Fabrication of relaxed Si1−xGex layers on Si substrates by rapid thermal chemical vapor deposition

Abstract

Chemical vapor deposition has been applied to the fabrication of a relaxed SiGe buffer on (100) Si substrates. Our structures consist of a 0%–x% graded layer and a uniform Si1−xGex capping layer, with x between 32% and 52%. First, the variation of the threading dislocation density with grading rate has been determined. Our results clearly show an abrupt transition between two domains: steep gradings correspond to a high dislocation density, and smooth gradings to low dislocation densities. Second, the surface morphology has been studied at different steps of the buffer fabrication. In addition to the classical 〈110〉 crosshatch morphology, we report for the first time 〈100〉-oriented undulations.
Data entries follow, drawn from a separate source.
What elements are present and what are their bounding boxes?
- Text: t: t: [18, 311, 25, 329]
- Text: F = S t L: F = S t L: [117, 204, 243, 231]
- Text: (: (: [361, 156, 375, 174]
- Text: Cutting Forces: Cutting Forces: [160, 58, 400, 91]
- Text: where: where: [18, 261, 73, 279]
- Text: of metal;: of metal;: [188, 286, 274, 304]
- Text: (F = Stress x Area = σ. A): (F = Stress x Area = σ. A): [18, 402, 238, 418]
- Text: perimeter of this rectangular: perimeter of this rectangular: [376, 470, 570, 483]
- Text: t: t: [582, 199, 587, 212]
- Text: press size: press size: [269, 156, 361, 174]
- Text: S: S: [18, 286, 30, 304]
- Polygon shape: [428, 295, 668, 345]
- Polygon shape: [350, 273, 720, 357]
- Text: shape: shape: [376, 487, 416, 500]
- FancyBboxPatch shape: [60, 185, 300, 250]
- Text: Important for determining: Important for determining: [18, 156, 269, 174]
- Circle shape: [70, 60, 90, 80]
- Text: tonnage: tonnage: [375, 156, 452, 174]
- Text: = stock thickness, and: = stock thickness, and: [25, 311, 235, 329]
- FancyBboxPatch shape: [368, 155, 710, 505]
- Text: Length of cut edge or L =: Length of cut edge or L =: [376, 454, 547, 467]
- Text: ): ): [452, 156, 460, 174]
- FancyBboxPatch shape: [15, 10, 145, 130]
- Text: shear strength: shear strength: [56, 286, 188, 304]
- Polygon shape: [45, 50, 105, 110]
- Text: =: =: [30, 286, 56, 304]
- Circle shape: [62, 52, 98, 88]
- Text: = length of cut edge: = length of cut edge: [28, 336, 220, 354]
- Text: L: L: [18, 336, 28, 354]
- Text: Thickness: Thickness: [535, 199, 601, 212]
This new morphology, only found on steep gradings, is attributed to a Stranski–Krastanov growth mode caused by large surface strains. Finally, we propose a new picture of the role of the grading: a steep grading, with a large surface strain, induces very undulated growths; in this case, small dislocation loops and a high density of threading dislocation are generated. Our calculations allow us to derive a simple criterion: grading rates lower than 137% Ge/μm will guarantee a relaxation of the low mismatched type. Following this, very low threading dislocation densities (103 cm−2) were indeed achieved.